Un tel aveu nous permet de mieux comprendre les quelques lignes de conclusion que Saussure a réservées aux idéogrammes dans sa présentation d'ensemble des systèmes d'écriture, et qui semblent curieusement évasives: «D'ailleurs, dit-il en effet, les écritures idéographiques deviennent volontiers mixtes: certains idéogrammes, détournés de leur valeur première, finissent par représenter des sons isolés» (p. 47). Nous devons entendre par là que l'alphabet représente nécessairement pour tout système, y compris idéographique, aux yeux de Saussure, une forme d'idéal quasi irrésistible. Et lorsqu'on lit dans la suite du Cours que l'autonomie du signe linguistique – c'est-à-dire son existence même – tient à la permanence de sa «valeur» à l'intérieur du système ou il s'inscrit («Faisant partie d'un système [le mot] est revêtu, non seulement d'une signification, mais aussi et surtout d'une valeur, et c'est tout autre chose») (7) , il apparaît que cette propension de l'idéogramme à modifier sa valeur première pour emprunter celle de l'alphabet est la raison pour laquelle Saussure n'a pas jugé bon de le prendre en compte dans la comparaison qu'il établit entre signe linguistique et signe écrit: «Les valeurs de l'écriture n'agissent que par leur opposition réciproque au sein d'un système défini, composé d'un nombre déterminé de lettres» affirme-t-il. C'est en quoi elles peuvent éclairer le fonctionnement de la langue puisque «dans la langue il n’y a que des différences » (8).
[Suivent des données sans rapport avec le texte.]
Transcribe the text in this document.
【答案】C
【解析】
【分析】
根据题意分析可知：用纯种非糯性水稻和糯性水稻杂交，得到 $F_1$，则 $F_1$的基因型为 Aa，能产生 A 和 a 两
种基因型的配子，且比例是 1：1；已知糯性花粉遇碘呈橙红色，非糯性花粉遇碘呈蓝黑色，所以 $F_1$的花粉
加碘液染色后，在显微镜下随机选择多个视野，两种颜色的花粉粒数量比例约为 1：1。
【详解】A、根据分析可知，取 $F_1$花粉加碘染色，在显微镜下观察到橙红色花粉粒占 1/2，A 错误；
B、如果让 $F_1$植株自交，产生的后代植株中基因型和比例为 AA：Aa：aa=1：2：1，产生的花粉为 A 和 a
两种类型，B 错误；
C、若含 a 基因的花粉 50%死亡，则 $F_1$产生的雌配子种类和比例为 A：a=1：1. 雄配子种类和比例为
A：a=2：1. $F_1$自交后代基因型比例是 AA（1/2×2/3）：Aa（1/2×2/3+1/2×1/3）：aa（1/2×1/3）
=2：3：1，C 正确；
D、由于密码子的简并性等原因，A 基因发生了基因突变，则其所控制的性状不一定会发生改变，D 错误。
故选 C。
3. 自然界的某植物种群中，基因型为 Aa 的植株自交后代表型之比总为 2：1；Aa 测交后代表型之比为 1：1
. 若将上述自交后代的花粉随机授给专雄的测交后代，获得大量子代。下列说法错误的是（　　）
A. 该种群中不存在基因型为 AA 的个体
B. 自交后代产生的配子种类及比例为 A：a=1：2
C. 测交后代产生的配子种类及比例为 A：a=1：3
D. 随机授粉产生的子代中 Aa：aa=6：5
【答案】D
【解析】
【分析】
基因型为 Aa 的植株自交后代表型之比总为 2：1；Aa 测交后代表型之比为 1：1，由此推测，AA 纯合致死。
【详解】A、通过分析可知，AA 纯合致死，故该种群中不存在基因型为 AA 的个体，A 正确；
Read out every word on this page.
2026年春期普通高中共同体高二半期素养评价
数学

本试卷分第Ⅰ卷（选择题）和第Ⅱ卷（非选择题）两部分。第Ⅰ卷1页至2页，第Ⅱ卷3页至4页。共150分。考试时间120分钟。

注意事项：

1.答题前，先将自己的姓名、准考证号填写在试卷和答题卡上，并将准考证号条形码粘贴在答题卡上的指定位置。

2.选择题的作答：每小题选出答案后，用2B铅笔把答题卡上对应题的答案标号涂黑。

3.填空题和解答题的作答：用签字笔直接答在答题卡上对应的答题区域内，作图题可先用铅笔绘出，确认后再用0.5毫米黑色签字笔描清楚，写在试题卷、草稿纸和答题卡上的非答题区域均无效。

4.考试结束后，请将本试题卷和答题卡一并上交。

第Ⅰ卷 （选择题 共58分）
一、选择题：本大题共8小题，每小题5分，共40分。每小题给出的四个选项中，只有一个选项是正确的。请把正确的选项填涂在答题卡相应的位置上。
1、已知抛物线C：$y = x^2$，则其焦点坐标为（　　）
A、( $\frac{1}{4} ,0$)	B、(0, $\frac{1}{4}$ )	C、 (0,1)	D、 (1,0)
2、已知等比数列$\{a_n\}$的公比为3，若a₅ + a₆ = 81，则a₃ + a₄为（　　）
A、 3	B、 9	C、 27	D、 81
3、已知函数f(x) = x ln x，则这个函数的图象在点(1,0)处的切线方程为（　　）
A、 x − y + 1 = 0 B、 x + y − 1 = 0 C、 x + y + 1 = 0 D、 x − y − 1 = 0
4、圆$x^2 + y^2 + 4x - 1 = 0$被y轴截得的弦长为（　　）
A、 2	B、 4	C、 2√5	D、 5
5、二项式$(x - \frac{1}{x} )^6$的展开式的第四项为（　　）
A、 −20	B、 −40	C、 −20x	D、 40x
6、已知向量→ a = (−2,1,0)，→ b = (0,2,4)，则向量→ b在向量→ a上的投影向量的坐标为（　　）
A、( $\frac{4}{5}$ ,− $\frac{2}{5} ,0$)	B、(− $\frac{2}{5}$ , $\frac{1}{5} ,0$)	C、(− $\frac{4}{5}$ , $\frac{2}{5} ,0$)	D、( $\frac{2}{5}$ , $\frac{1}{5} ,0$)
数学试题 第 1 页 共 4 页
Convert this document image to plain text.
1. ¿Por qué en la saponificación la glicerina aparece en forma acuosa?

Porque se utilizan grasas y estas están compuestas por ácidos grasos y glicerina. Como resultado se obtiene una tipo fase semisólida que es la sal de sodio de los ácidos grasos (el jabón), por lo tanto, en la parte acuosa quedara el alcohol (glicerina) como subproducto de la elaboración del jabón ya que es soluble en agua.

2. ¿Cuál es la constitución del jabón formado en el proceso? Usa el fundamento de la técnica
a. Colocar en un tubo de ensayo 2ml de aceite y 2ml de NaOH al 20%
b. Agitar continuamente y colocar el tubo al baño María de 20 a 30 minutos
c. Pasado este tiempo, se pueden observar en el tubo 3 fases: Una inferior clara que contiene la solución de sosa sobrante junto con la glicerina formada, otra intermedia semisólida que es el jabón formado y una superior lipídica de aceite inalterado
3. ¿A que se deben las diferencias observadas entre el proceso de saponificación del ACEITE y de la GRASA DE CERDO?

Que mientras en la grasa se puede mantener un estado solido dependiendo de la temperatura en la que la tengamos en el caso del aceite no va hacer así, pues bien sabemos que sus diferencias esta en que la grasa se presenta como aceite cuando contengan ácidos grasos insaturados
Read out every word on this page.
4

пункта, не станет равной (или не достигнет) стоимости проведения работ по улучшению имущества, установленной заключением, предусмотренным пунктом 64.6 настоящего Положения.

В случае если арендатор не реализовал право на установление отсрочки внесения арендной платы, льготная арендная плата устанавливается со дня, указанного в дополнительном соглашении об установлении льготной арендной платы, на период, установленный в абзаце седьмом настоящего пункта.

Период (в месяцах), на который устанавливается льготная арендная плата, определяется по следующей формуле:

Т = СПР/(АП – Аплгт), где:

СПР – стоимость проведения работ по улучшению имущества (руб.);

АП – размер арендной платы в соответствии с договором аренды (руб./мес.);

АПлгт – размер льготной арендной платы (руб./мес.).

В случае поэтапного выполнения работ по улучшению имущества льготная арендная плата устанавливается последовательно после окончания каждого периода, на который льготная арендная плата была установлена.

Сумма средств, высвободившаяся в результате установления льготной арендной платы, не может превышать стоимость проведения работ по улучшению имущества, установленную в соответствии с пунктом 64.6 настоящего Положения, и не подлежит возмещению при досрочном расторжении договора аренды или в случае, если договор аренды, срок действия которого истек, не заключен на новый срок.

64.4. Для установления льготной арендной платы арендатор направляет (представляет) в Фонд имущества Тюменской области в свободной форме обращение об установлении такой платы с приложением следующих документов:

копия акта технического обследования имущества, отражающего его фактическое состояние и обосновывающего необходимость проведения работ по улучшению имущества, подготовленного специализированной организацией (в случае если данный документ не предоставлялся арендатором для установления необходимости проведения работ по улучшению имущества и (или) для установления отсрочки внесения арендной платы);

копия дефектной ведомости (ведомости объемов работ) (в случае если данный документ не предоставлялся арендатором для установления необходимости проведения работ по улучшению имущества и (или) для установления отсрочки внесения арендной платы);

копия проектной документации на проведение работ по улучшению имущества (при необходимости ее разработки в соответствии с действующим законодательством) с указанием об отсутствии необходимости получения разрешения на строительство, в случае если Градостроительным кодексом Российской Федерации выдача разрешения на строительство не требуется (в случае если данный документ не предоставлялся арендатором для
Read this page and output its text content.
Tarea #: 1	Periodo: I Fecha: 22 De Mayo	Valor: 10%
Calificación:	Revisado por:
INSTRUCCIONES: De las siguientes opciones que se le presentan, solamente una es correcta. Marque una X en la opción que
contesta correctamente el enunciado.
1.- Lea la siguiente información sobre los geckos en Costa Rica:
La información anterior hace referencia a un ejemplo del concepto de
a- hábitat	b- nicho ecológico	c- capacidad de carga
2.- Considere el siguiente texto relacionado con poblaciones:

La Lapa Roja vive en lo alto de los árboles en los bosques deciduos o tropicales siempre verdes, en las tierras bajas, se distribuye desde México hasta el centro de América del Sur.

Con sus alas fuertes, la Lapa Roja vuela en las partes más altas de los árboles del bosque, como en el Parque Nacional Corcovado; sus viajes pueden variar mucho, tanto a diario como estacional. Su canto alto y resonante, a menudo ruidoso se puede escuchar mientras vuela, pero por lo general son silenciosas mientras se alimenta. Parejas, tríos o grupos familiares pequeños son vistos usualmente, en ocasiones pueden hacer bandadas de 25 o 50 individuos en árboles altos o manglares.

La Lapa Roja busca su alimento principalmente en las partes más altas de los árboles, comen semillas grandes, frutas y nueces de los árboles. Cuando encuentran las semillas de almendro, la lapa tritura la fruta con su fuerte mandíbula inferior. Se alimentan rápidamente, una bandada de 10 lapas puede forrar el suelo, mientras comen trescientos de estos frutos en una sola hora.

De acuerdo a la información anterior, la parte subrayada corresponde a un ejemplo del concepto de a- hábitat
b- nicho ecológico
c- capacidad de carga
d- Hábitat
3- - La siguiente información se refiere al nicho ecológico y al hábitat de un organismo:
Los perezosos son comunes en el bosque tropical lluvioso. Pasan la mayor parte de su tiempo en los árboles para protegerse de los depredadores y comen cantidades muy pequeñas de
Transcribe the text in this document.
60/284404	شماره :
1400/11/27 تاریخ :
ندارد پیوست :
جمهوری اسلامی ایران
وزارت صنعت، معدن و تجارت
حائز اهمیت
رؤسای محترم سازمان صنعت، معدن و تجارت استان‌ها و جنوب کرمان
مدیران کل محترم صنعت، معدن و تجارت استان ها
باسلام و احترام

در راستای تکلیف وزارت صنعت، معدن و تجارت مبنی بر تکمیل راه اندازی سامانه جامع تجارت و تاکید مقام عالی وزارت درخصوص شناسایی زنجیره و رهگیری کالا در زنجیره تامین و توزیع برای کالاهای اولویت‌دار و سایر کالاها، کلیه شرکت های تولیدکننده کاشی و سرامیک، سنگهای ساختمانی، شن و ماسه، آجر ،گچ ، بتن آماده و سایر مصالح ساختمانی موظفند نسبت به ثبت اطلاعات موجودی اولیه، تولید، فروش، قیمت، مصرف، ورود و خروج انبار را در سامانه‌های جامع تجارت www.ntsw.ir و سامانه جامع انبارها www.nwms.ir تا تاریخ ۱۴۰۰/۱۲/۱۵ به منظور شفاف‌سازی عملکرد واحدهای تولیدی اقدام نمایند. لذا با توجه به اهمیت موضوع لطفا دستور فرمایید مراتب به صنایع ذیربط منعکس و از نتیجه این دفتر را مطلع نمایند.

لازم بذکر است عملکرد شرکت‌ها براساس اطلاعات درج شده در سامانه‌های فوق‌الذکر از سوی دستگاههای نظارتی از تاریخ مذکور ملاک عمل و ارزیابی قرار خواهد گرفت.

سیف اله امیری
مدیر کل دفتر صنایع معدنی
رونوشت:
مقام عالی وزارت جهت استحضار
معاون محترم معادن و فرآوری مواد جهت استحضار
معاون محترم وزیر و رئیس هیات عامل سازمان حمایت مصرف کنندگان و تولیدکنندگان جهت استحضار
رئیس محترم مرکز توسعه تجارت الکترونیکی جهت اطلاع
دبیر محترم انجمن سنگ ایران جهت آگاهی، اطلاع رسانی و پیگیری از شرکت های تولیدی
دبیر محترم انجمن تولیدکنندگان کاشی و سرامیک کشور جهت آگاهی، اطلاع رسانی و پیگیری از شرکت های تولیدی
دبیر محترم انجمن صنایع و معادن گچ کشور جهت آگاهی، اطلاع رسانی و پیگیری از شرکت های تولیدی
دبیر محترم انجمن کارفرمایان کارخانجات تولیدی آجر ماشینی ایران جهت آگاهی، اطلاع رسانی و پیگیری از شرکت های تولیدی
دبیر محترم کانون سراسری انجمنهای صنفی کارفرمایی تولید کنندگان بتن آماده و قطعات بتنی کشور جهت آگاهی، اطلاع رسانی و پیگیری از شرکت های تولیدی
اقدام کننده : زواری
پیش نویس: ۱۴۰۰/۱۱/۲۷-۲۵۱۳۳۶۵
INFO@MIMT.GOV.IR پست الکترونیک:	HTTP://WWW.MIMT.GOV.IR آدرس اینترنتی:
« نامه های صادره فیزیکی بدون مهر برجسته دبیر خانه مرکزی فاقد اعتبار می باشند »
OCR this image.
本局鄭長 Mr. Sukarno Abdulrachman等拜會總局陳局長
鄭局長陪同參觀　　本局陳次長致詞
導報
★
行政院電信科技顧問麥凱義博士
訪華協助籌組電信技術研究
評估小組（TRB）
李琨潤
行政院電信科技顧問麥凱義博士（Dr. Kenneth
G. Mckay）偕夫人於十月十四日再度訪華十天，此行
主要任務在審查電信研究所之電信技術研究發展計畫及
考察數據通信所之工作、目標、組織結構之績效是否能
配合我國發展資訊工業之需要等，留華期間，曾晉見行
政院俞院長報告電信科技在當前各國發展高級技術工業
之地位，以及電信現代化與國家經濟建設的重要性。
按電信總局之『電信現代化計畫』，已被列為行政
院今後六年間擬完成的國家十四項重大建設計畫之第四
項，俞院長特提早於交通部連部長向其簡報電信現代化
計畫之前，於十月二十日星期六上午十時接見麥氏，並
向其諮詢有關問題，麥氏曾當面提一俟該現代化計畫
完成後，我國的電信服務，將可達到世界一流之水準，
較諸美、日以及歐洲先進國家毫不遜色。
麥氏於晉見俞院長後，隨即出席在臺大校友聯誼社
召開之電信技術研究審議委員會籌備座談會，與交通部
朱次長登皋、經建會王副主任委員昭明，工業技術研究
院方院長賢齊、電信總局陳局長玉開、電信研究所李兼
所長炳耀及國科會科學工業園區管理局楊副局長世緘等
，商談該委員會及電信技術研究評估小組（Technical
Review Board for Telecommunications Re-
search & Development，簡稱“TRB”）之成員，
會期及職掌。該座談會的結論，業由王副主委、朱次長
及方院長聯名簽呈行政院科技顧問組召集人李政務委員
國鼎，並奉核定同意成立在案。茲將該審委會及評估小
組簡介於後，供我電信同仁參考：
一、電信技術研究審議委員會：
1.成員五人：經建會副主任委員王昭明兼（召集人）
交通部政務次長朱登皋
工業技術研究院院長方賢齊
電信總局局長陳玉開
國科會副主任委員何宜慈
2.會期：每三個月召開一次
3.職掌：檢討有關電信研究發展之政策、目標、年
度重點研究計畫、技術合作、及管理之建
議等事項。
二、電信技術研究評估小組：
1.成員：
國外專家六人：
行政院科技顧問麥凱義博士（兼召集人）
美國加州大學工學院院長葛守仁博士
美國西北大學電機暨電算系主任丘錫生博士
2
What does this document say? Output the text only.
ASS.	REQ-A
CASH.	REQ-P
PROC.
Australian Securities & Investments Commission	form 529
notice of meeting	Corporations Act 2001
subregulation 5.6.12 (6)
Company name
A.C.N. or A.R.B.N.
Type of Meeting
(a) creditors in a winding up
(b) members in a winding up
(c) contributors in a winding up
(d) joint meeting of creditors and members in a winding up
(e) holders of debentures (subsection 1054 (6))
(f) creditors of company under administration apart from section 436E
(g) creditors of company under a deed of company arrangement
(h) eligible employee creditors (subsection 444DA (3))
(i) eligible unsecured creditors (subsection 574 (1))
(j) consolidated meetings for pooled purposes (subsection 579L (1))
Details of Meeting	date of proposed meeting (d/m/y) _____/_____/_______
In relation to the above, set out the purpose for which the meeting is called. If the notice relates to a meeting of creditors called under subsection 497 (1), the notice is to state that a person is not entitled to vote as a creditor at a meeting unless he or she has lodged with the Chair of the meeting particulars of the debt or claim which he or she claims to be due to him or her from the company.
Mais qui est réellement premier ici ? Le linguistique ou le scriptural ? A l'origine de la notion de «différence» sur laquelle repose l'ensemble de la théorie saussurienne, force est en effet de reconnaître que se trouve un modèle extérieur à l'analyse proprement dite, c'est-à-dire concrète, de la langue, l'opposition «voyelle-consonne» apparue avec l'alphabet grec, et dont l'application qui en est faite ici au langage ne constitue qu'un des avatars parmi ceux qui se sont succédé en Europe depuis le XVlIe siècle dans différents domaines scientifiques. Ce modèle est à ce point fondamental dans le raisonnement de Saussure, et pour la cohérence de son propos, qu'il l'a conduit à en étendre la validité de manière tout à fait arbitraire à des supports qui lui étaient étrangers. C'est ainsi qu'il compare la langue, «système basé sur l'opposition psychique [des] impressions acoustiques», à la tapisserie, «oeuvre d'art produite par l'opposition visuelle entre des fils de couleurs diverses» (9) , alors que le mode de relation des couleurs entre elles est celui du contraste simultané – dont nous aurons l'occasion de constater qu'il a joué précisément un rôle tout à fait décisif dans la genèse du processus scriptural. Et c'est au nom de ce même modèle que le linguiste s'autorise à écarter délibérément les manifestations graphiques et visuelles de l'alphabet comme étant dénuées a priori de toute pertinence sémiologique: «Que j'écrive les lettres en blanc ou en noir, en creux ou en relief, avec une plume ou un ciseau, cela est sans importance pour leur signification» déclare-t-il (p. 166).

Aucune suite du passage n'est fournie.